I've excerpted this from a a much longer article in the British car magazine AutoExpress which analyzed the Z9 (they, BTW, saw the Z9 up close and personal and never mentioned any resemblance to the TT: "German giant BMW has revealed a stunning new grand tourer, reincarnating the legendary 6-Series. Presented by BMW chief Joachim Milberg at the Frankfurt Motor Show, the Z9 Gran Turismo is a 155mph, diesel-powered sports car, aimed at stealing sales from Ferrari and Aston Martin.
"This is a car that revives the tradition of the 635CSI grand tourer of the mid-Eighties; it's a car that will cruise happily all day along Europe's motorways but is equally at home on the race track - if you've got the money and urge to throw this luxurious beast about.
"... The second thing to catch your attention is the car's sheer size and aggressive appearance. Sitting on its specially commissioned magnesium wheels (21 inches at the rear, 20 inches for the front) the Z9's muscular flanks give an impressive road stance. From the tip of that remodelled and brushed-aluminium grille to the butch, pumped-up rear end, the Z9 looks like it means business. It's powered by "the world's most powerful diesel engine, with a torque curve that puts the hot
M5 or V12 range-topper to shame. It will also return a relatively conservative 29mpg - perfect for a long-haul trip. In keeping with its GT spirit, top speed will be electronically restricted to 155mph, as it is in the rest of Germany's high-performance machines.

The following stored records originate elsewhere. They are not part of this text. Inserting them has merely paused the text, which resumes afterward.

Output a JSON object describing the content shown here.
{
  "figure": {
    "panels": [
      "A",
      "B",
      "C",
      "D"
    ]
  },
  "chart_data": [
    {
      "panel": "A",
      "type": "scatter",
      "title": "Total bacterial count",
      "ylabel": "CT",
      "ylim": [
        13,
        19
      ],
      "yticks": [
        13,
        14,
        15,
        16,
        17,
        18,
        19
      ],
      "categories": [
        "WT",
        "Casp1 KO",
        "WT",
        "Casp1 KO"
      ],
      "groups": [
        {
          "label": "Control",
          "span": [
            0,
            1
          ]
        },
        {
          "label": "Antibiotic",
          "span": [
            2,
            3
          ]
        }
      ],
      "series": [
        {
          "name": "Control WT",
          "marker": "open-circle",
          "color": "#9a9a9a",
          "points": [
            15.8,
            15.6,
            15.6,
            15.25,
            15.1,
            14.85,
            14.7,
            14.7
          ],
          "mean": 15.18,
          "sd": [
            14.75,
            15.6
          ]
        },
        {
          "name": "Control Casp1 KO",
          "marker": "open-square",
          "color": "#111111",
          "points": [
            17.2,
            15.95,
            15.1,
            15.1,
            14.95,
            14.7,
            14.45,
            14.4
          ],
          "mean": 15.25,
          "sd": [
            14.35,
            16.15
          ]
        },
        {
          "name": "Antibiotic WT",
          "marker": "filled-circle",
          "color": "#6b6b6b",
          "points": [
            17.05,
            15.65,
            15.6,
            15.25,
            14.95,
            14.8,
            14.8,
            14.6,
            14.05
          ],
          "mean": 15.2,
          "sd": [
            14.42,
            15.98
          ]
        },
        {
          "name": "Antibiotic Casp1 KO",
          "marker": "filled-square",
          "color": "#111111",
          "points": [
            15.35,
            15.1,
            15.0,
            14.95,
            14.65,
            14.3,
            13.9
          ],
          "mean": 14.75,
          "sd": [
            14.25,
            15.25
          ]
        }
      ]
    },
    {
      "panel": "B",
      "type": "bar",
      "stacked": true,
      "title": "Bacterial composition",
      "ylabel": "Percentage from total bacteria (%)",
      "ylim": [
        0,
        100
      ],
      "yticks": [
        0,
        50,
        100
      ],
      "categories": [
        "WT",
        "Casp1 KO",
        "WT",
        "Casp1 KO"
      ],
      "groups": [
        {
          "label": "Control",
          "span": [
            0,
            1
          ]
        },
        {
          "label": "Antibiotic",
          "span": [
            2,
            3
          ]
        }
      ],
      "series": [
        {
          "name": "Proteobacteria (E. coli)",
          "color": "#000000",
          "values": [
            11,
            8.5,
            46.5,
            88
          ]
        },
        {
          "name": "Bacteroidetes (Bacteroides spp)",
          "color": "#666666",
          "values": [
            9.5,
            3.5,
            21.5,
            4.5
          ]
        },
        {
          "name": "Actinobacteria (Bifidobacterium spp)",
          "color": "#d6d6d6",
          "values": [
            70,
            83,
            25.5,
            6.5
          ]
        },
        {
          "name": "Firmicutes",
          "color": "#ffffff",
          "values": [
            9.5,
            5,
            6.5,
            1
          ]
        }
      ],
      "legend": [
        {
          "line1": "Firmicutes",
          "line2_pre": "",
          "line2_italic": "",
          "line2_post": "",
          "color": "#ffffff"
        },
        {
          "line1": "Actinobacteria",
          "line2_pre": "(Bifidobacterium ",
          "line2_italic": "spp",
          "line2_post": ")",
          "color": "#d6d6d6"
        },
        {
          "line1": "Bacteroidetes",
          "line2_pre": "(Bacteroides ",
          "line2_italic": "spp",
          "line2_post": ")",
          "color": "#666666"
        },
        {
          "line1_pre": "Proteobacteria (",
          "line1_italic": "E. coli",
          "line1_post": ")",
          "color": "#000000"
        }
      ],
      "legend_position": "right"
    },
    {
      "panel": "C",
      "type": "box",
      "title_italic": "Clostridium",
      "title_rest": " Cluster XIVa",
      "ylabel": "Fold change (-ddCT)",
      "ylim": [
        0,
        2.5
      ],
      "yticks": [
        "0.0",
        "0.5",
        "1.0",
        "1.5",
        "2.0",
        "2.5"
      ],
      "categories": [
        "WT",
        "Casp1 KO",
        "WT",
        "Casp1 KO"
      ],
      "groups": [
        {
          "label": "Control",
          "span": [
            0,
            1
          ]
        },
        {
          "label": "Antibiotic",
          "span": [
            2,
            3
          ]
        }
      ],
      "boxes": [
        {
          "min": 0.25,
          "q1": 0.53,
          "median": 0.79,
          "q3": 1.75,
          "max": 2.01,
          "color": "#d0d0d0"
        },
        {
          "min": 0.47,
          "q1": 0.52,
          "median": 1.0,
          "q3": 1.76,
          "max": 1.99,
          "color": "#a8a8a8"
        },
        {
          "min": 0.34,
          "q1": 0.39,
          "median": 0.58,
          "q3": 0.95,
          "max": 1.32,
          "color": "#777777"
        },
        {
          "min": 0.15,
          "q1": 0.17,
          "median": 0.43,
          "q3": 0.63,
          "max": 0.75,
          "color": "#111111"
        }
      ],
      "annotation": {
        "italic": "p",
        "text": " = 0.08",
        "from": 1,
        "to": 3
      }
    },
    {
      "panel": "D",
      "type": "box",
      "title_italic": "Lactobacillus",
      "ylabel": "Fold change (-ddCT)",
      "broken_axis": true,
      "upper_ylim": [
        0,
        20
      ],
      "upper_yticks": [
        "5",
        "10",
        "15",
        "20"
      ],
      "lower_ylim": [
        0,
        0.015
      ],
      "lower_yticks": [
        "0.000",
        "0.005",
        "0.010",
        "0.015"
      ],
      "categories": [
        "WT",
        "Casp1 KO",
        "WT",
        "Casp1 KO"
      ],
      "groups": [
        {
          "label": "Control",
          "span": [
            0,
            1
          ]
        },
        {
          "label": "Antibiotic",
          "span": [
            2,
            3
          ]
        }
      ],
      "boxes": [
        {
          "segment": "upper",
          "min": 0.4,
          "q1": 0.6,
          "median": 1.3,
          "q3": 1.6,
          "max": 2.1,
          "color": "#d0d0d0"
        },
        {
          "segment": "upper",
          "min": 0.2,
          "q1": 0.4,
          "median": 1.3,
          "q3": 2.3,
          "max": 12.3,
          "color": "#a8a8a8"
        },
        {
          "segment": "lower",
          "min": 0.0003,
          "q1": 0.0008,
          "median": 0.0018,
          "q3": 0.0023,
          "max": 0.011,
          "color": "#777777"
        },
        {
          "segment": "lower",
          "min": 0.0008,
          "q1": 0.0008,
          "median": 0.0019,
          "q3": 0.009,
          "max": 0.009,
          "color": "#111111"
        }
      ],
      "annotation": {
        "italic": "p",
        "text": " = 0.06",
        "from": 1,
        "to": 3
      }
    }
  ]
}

Built on an extended version of the same lightweight chassis used by its smaller Z8 brother, the Z9 has
an aluminium framework with a carbon composite skin. Not only does this save tonnage, the skin also helps add rigidity, which can only enhance the handling.
Will it ever be made? Although Professor Milberg was at pains to point out this is only a concept, several key members of the design team confirmed exclusively to Auto Express that BMW only makes concepts when the car is a long way down the road to production.
If the Z9 does reach the streets - and we are certain a slightly more conservative version of it will - anyone with the money (£100,000 is a suggested purchase price) can secure a very special machine indeed.